In case you think the error comes from the loader somehow (I think this is unlikely as the error also occurs when I manually create batches of the same shapes and dtypes), here is the complete code that requires the stanford dogs dataset:


from torchvision.transforms import v2
import torch.nn.functional as F
from torch.optim import SGD
import torch
from torch.utils.data import random_split, DataLoader
from torch.nn import Softmax
from torchvision.datasets import ImageFolder
from os.path import splitext
import xml.etree.ElementTree as ET
from torchvision import tv_tensors
from einops import reduce
import torch.nn as nn
from torchvision.models import resnet18, ResNet18_Weights

class BoundingBoxDataSet(ImageFolder):
    def __init__(self, image_root, transform, target_transform=None, is_valid_file=None):
        super().__init__(root=image_root, transform=transform, target_transform=target_transform, is_valid_file=is_valid_file)

    def __getitem__(self, index: int):
        """
        Args:
            index (int): Index

        Returns:
            tuple: (sample, target) where target is class_index of the target class.
        """
        image_path, target = self.samples[index]

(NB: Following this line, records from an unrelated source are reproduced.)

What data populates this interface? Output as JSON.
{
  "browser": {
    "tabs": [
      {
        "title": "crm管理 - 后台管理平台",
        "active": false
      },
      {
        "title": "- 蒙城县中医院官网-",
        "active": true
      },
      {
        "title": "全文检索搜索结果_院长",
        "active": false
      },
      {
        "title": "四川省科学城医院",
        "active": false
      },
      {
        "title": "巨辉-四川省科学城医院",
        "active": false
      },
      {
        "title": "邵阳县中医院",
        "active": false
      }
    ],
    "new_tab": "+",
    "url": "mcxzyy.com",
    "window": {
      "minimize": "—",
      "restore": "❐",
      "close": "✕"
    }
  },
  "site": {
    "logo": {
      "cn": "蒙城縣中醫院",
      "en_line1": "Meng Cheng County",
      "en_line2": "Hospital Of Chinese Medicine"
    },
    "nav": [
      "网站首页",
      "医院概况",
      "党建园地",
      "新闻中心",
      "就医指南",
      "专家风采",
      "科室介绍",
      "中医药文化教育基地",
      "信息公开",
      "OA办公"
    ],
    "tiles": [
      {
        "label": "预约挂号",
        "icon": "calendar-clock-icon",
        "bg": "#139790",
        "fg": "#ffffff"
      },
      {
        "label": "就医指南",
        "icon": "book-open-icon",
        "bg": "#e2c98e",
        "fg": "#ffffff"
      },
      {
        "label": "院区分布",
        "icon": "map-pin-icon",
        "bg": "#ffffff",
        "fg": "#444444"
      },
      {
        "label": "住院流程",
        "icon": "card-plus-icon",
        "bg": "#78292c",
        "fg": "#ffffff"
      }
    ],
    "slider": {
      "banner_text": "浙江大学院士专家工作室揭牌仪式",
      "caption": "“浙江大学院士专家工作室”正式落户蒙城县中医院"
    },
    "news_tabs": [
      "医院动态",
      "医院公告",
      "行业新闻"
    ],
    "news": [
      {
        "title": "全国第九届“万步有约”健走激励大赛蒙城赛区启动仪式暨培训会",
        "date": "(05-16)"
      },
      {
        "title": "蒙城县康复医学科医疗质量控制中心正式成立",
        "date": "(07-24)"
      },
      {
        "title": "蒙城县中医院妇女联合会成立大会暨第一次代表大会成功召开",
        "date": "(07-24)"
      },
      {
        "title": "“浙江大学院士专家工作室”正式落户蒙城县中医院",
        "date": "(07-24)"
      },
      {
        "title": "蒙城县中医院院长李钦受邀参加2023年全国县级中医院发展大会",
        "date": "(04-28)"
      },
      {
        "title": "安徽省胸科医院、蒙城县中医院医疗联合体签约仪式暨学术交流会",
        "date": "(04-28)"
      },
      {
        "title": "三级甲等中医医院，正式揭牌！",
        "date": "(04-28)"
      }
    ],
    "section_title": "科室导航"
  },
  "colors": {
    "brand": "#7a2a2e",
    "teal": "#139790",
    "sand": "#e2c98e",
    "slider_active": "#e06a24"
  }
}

        annotation_path = splitext(image_path.replace('images', 'annotation'))[0]

        annotations = ET.parse(annotation_path
                               )
        annotations_root = annotations.getroot()

        bounding_box_coordinates = annotations_root.find('object').find('bndbox')
        xmin = int(bounding_box_coordinates.find('xmin').text)
        ymin = int(bounding_box_coordinates.find('ymin').text)
        xmax = int(bounding_box_coordinates.find('xmax').text)
        ymax = int(bounding_box_coordinates.find('ymax').text)

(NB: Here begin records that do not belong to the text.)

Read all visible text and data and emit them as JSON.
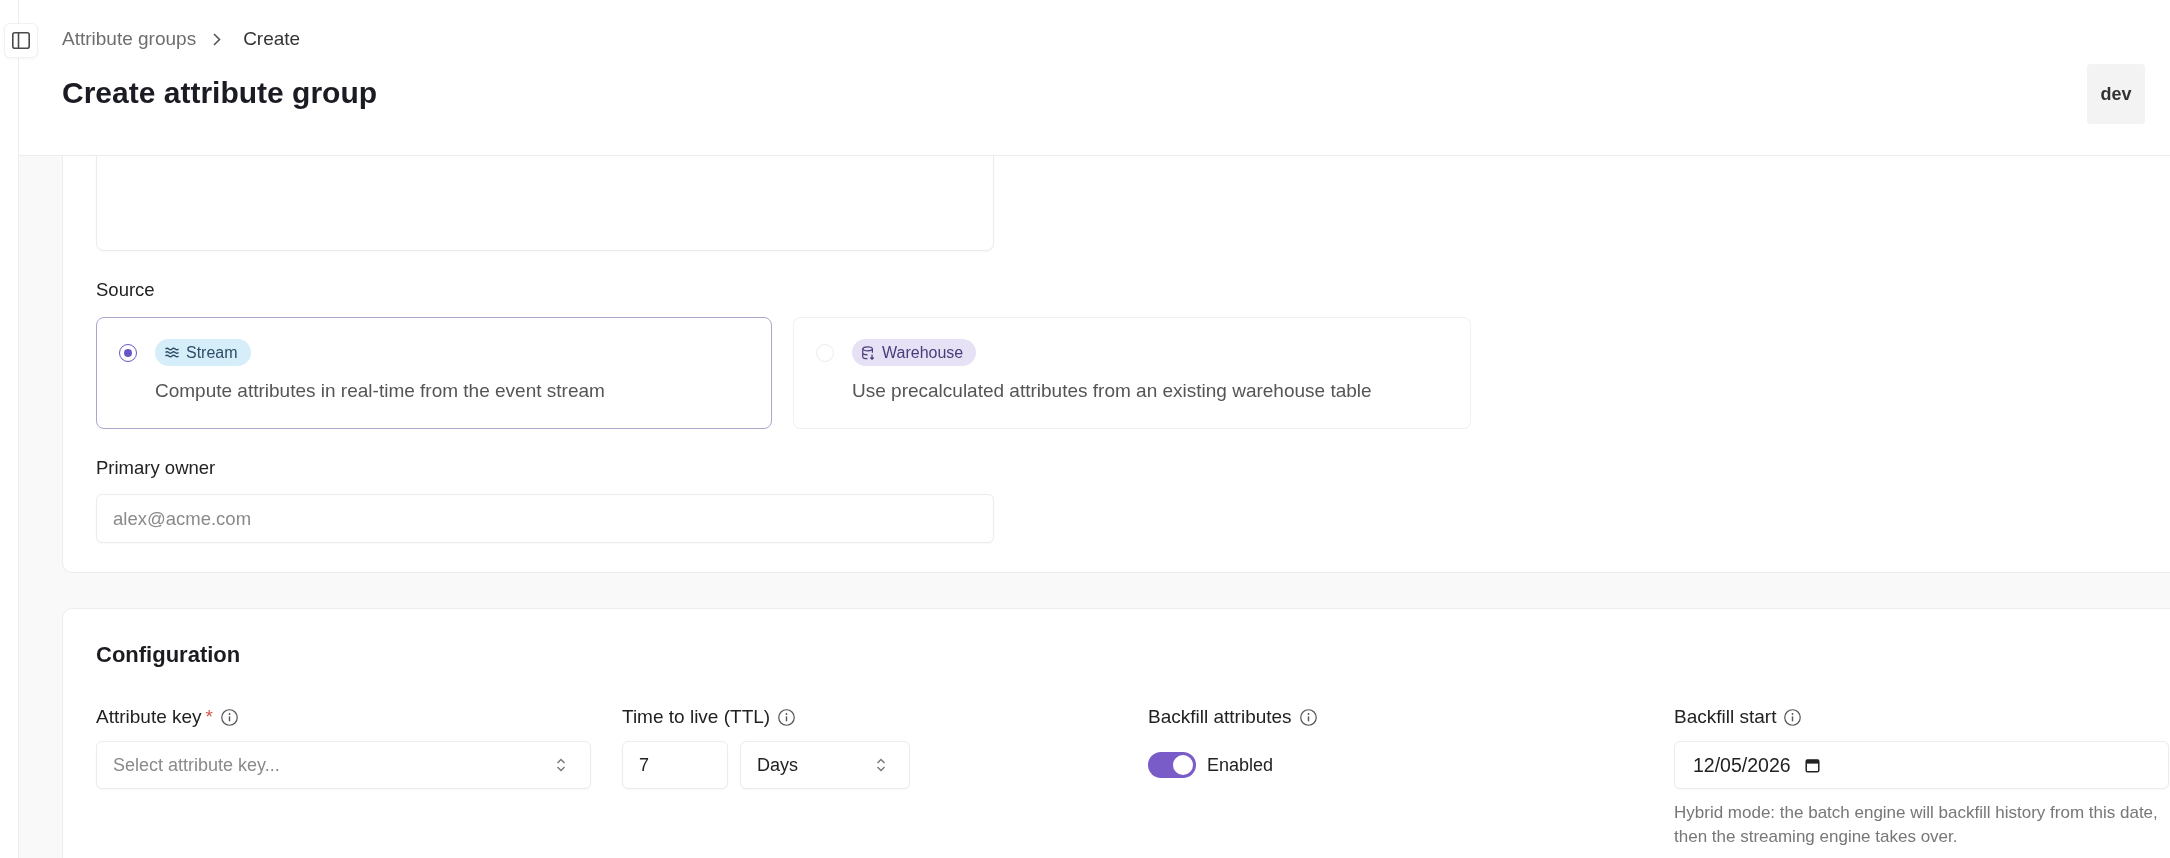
{
  "breadcrumb": [
    {
      "label": "Attribute groups",
      "current": false
    },
    {
      "label": "Create",
      "current": true
    }
  ],
  "page_title": "Create attribute group",
  "environment": "dev",
  "general": {
    "source": {
      "label": "Source",
      "options": [
        {
          "kind": "stream",
          "tag": "Stream",
          "description": "Compute attributes in real-time from the event stream",
          "selected": true
        },
        {
          "kind": "warehouse",
          "tag": "Warehouse",
          "description": "Use precalculated attributes from an existing warehouse table",
          "selected": false
        }
      ]
    },
    "primary_owner": {
      "label": "Primary owner",
      "placeholder": "alex@acme.com"
    }
  },
  "configuration": {
    "title": "Configuration",
    "fields": [
      {
        "kind": "select",
        "label": "Attribute key",
        "required_mark": "*",
        "placeholder": "Select attribute key..."
      },
      {
        "kind": "duration",
        "label": "Time to live (TTL)",
        "value": "7",
        "unit": "Days"
      },
      {
        "kind": "toggle",
        "label": "Backfill attributes",
        "on": true,
        "state_label": "Enabled"
      },
      {
        "kind": "date",
        "label": "Backfill start",
        "value": "12/05/2026",
        "hint": "Hybrid mode: the batch engine will backfill history from this date, then the streaming engine takes over."
      }
    ]
  }
}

        image = tv_tensors.Image(self.loader(image_path))

        bounding_box = tv_tensors.BoundingBoxes([xmin, ymin, xmax, ymax],
                                                format=tv_tensors.BoundingBoxFormat.XYXY,
                                                canvas_size=image.shape[-2:])

        if self.transform is not None:
            image, bounding_box = self.transform(image, bounding_box)
        if self.target_transform is not None:
            target = self.target_transform(target)

        return image, target, bounding_box


class ResNet18Model(nn.Module):
    def __init__(self, pretrained=True, freeze_backbone=True):
        super().__init__()

        weights = None
        if pretrained:
            weights = ResNet18_Weights.IMAGENET1K_V1

        self.backbone = nn.Sequential(*list(resnet18(weights=weights).children())[:-2])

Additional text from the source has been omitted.